With three minutes left Simpson had his final carry, bringing him to 188 yards, but Vanderbundt knocked the ball away and Lewis recovered. The Beavers picked up two first downs and ran out the clock, one of Houser’s favorite memories.
“I remember standing in the huddle and looking across the line. We knew we had them. There wasn’t anything that they could do. I remember looking at them. All of those All-American guys. And I could see that they were beaten. That was real satisfying. … And all hell broke loose in Corvallis that night.”
OSU went on the road the next week to Eugene and beat the hated Ducks 14-10. The team’s 7-2-1 record earned them the No. 7 final Associated Press ranking. USC beat UCLA 21-20 in another remarkable game of the 1967 season to advance to the Rose Bowl, where they defeated Indiana 14-3. (There was no bowl game for the Beavers; at that time the conference only allowed its champion to play in the post-season.)

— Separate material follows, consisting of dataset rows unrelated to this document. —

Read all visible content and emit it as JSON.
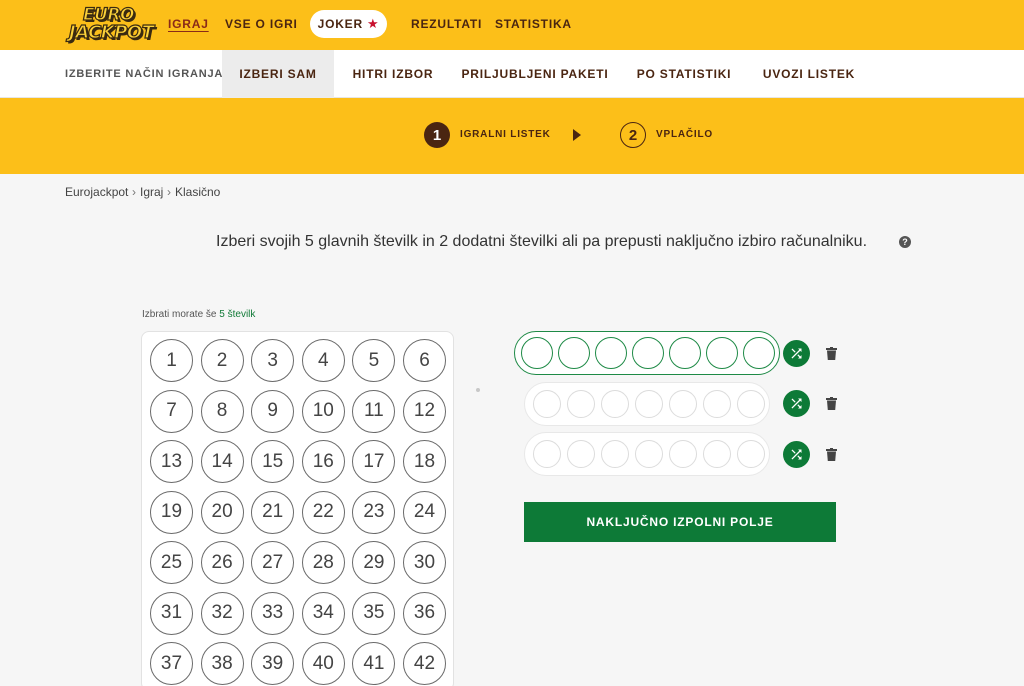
{
  "brand": {
    "logo_line1": "EURO",
    "logo_line2": "JACKPOT"
  },
  "nav": {
    "items": [
      {
        "label": "IGRAJ"
      },
      {
        "label": "VSE O IGRI"
      },
      {
        "label": "JOKER"
      },
      {
        "label": "REZULTATI"
      },
      {
        "label": "STATISTIKA"
      }
    ],
    "active": "IGRAJ"
  },
  "mode_bar": {
    "label": "IZBERITE NAČIN IGRANJA:",
    "tabs": [
      {
        "label": "IZBERI SAM"
      },
      {
        "label": "HITRI IZBOR"
      },
      {
        "label": "PRILJUBLJENI PAKETI"
      },
      {
        "label": "PO STATISTIKI"
      },
      {
        "label": "UVOZI LISTEK"
      }
    ],
    "active_tab": "IZBERI SAM"
  },
  "steps": [
    {
      "number": "1",
      "label": "IGRALNI LISTEK",
      "active": true
    },
    {
      "number": "2",
      "label": "VPLAČILO",
      "active": false
    }
  ],
  "breadcrumb": [
    "Eurojackpot",
    "Igraj",
    "Klasično"
  ],
  "instruction": "Izberi svojih 5 glavnih številk in 2 dodatni številki ali pa prepusti naključno izbiro računalniku.",
  "remaining": {
    "prefix": "Izbrati morate še",
    "highlight": "5 številk"
  },
  "numbers": [
    "1",
    "2",
    "3",
    "4",
    "5",
    "6",
    "7",
    "8",
    "9",
    "10",
    "11",
    "12",
    "13",
    "14",
    "15",
    "16",
    "17",
    "18",
    "19",
    "20",
    "21",
    "22",
    "23",
    "24",
    "25",
    "26",
    "27",
    "28",
    "29",
    "30",
    "31",
    "32",
    "33",
    "34",
    "35",
    "36",
    "37",
    "38",
    "39",
    "40",
    "41",
    "42"
  ],
  "fill_button": "NAKLJUČNO IZPOLNI POLJE",
  "colors": {
    "brand_yellow": "#fcbf19",
    "brand_brown": "#4a2511",
    "action_green": "#0d7a37",
    "joker_star": "#c8102e"
  },
  "icons": [
    "shuffle-icon",
    "trash-icon",
    "help-icon",
    "star-icon",
    "arrow-right-icon"
  ]
}
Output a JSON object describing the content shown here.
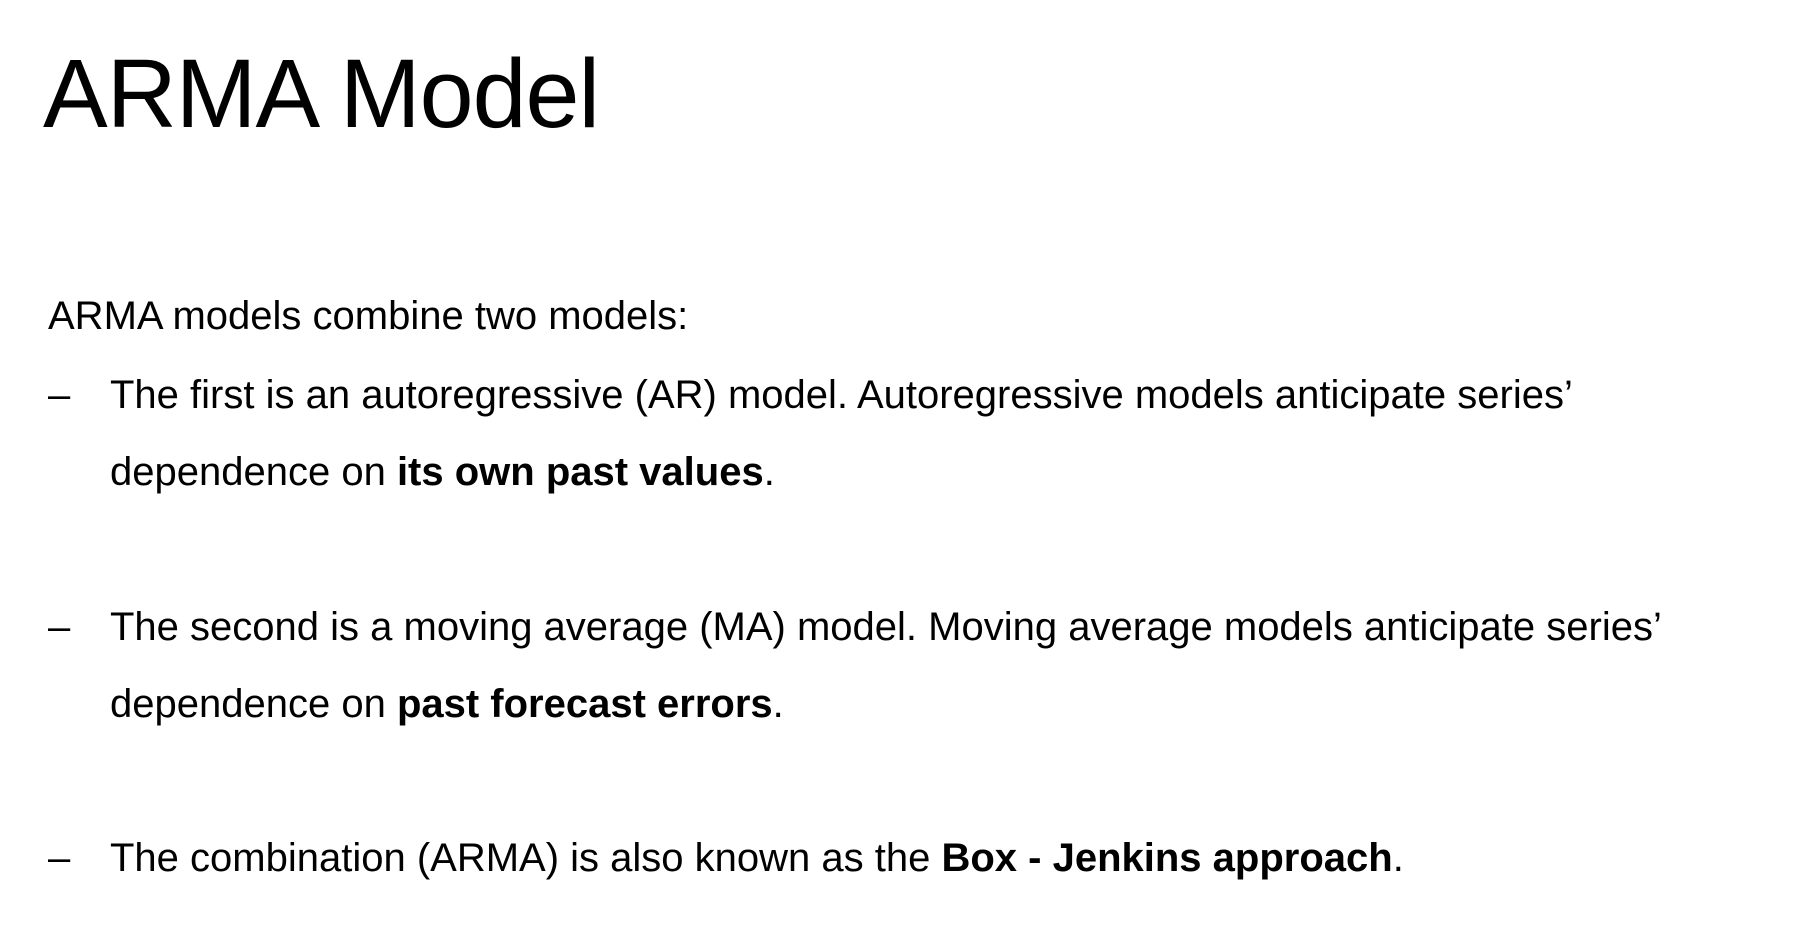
{
  "slide": {
    "title": "ARMA Model",
    "intro": "ARMA models combine two models:",
    "bullet_marker": "–",
    "bullets": [
      {
        "line1": "The first is an autoregressive (AR) model. Autoregressive models anticipate series’",
        "line2_prefix": "dependence on ",
        "line2_bold": "its own past values",
        "line2_suffix": "."
      },
      {
        "line1": "The second is a moving average (MA) model. Moving average models anticipate series’",
        "line2_prefix": "dependence on ",
        "line2_bold": "past forecast errors",
        "line2_suffix": "."
      },
      {
        "line1_prefix": "The combination (ARMA) is also known as the ",
        "line1_bold": "Box - Jenkins approach",
        "line1_suffix": "."
      }
    ]
  }
}
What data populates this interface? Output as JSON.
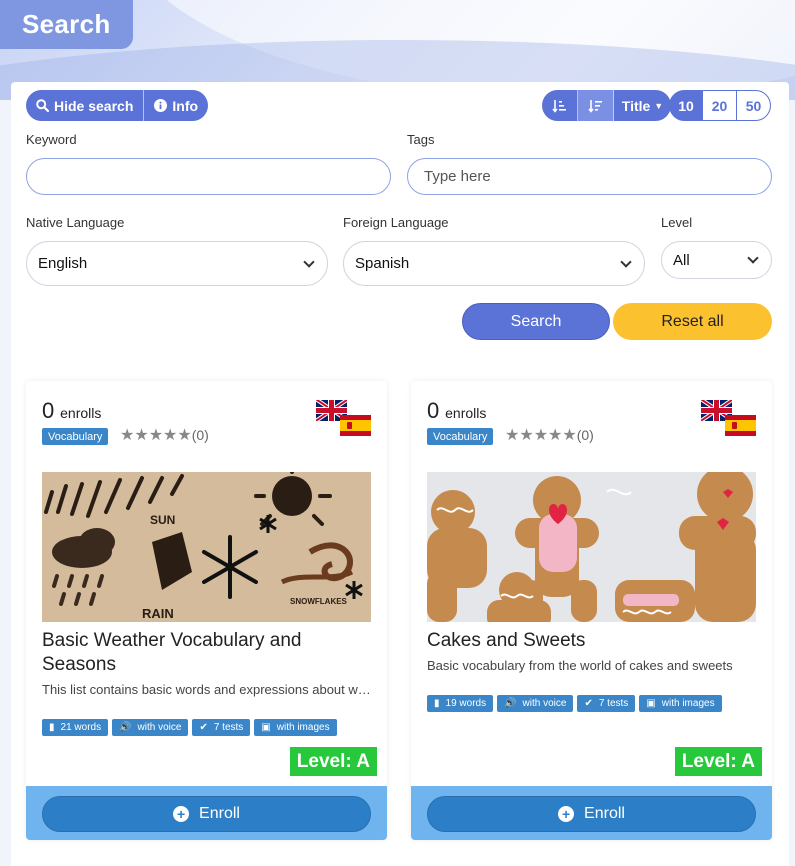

Vanderbundt was drafted in the third round by the San Francisco 49ers and played 11 years in the NFL, winning three division titles with that team. He got an ash tray for being on the first title team … with his name misspelled on the bottom.
“That ball game got me drafted,” said Vanderbundt of the USC game. “Scouting was so much different in those days. Beating USC got me a chance to go to the East-West Shrine Game and Hula Bowl, and those college all-star games was where the scouts were.”
Vanderbundt, 71, still works in commercial real estate, a trade he picked up in his NFL offseasons — he had to work because at that time the NFL didn’t pay like it does today.
Houser, also 71, spent nearly three decades as a high school and college coach before retiring in 2014 as the athletic director at Shasta College in Redding, California.
“The university has been so great at remembering the team at every milestone,” Houser said.
But this year, the 50th, was different: three days of socializing, culminating in an appearance on the field at the Oct. 14 Colorado game. A total of 38 players returned from the 73-man roster, said Scott Spiegelberg, Beavers’ director of alumni engagement. Lewis, also a standout wrestler for the Beavers who spent decades working on campus in facilities and maintenance, was there. Fourteen squad members have passed away.The widows of three players attended, as well as Andros’ daughter Jeanna.
“It was like we had never left,” Vanderbundt said. “Telling war stories. It turned into a three- or four-day party, and that was just what I was hoping it would be. I just wanted to get together, get everybody back together. Those kids aren't going to remember us. And that’s OK. We’re just a bunch of fat old guys with bad legs.”
“It might be the last time we’re all together,” Houser said. “It was really something. We had a real unusual group of players that came together. We all liked each other — no cliques or groups. Everybody had a nickname."
Houser also noted that it was “a rough week for the university,” with the departure of coach Gary Andersen hitting the news three days before the reunion kicked off.
“ I was so impressed with the way the kids regrouped for the Colorado game,” Houser said. “They’ve played really inspired ball the last few weeks. I think they are going to be OK.”